Randy Watts

No. 94
- Position: Defensive end

Personal information
- Born: June 22, 1963 (age 63) Sandersville, Georgia, U.S.
- Listed height: 6 ft 6 in (1.98 m)
- Listed weight: 275 lb (125 kg)

Career information
- High school: Washington County (GA)
- College: Catawba
- NFL draft: 1987: 9th round, 244th overall pick

Career history
- Kansas City Chiefs (1987)*; Dallas Cowboys (1987); Kansas City Chiefs (1989)*; Atlanta Falcons (1990)*;
- * Offseason or practice squad member only

Career NFL statistics
- Sacks: 3
- Fumble recoveries: 1
- Stats at Pro Football Reference

= Randy Watts =

American football player (born 1963)

Randy Watts (born June 22, 1963) is an American former professional football player who was a defensive end in the National Football League (NFL) for the Dallas Cowboys. He played college football for the Catawba Indians.

==Early life==
Watts attended Washington County High School, in Sandersville, Georgia, where he participated in football, basketball, and track. He led the football team in receiving in his last three seasons.

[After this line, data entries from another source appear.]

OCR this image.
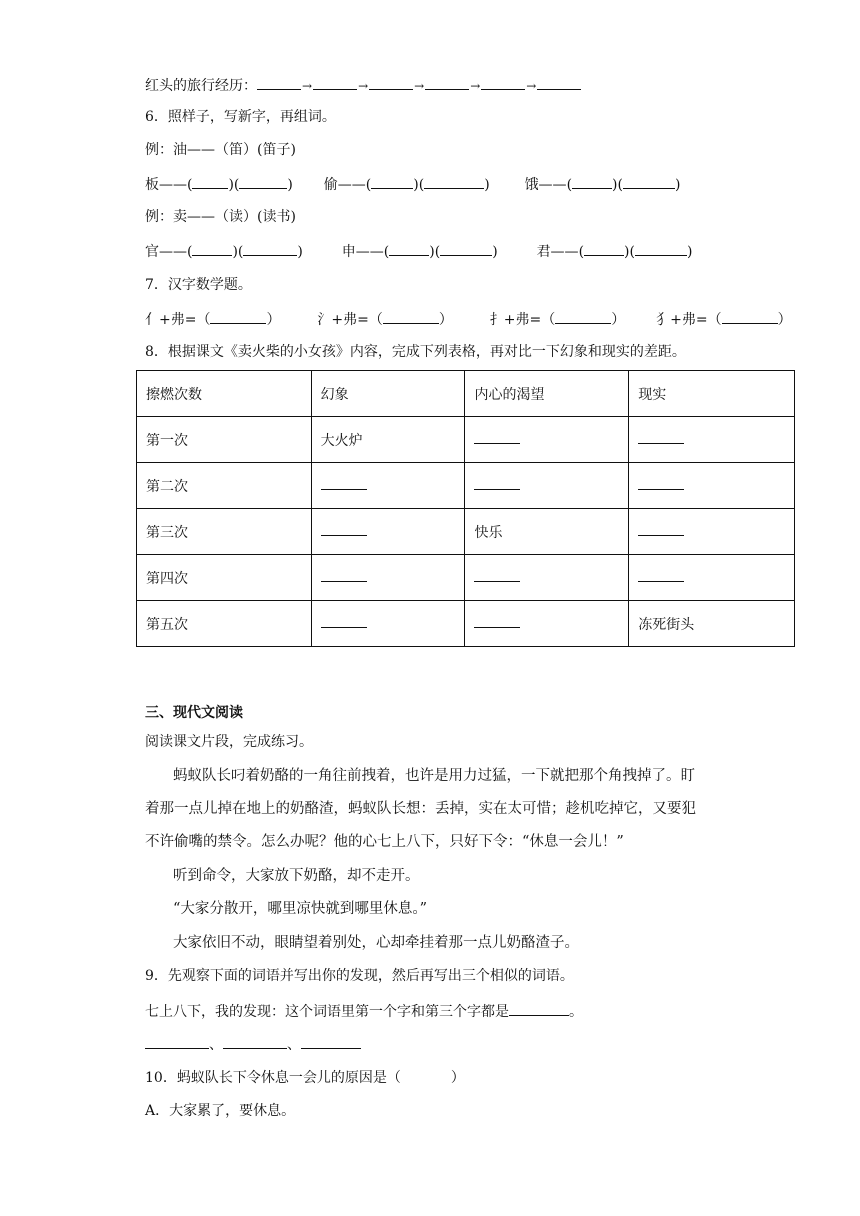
红头的旅行经历：	→	→	→	→	→
6．照样子，写新字，再组词。
例：油——（笛）(笛子)
板——(	)(	)  偷——(	)(	)  饿——(	)(	)
例：卖——（读）(读书)
官——(	)(	)  申——(	)(	)  君——(	)(	)
7．汉字数学题。
亻+弗=（	）	氵+弗=（	）	扌+弗=（	） 犭+弗=（	）
8．根据课文《卖火柴的小女孩》内容，完成下列表格，再对比一下幻象和现实的差距。
擦燃次数	幻象	内心的渴望	现实
第一次	大火炉		
第二次			
第三次		快乐	
第四次			
第五次			冻死街头
三、现代文阅读
阅读课文片段，完成练习。
蚂蚁队长叼着奶酪的一角往前拽着，也许是用力过猛，一下就把那个角拽掉了。盯
着那一点儿掉在地上的奶酪渣，蚂蚁队长想：丢掉，实在太可惜；趁机吃掉它，又要犯
不许偷嘴的禁令。怎么办呢？他的心七上八下，只好下令：“休息一会儿！”
听到命令，大家放下奶酪，却不走开。
“大家分散开，哪里凉快就到哪里休息。”
大家依旧不动，眼睛望着别处，心却牵挂着那一点儿奶酪渣子。
9．先观察下面的词语并写出你的发现，然后再写出三个相似的词语。
七上八下，我的发现：这个词语里第一个字和第三个字都是	。
、	、
10．蚂蚁队长下令休息一会儿的原因是（	）
A．大家累了，要休息。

He accepted a football scholarship from East Carolina University. He was a reserve defensive end in his first two seasons. As a junior, he transferred to NAIA Catawba College, where he was named a starter at defensive tackle, registering 99 tackles and 7.5 sacks. As a senior, he was moved to defensive end, posting 66 tackles and 5 sacks.

==Professional career==
===Kansas City Chiefs (first stint)===
Watts was selected by the Kansas City Chiefs in the ninth round (244th overall) of the 1987 NFL draft. He was waived on September 7.

===Dallas Cowboys===
After the NFLPA strike was declared on the third week of the 1987 season, those contests were canceled (reducing the 16 game season to 15) and the NFL decided that the games would be played with replacement players. He signed to be a part of the Dallas replacement team that was given the mock name "Rhinestone Cowboys" by the media. He had 7 tackles, one fumble recovery and 3 sacks (tied for the team lead) in 3 games. He was waived in November.

In 1988, he was re-signed to participate in training camp. He was released on August 18.

===Kansas City Chiefs (second stint)===
In 1989, he was signed as a free agent by the Kansas City Chiefs. He was released on August 29.

===Atlanta Falcons===
In 1990, he was signed by the Atlanta Falcons as a free agent. He was released on August 28.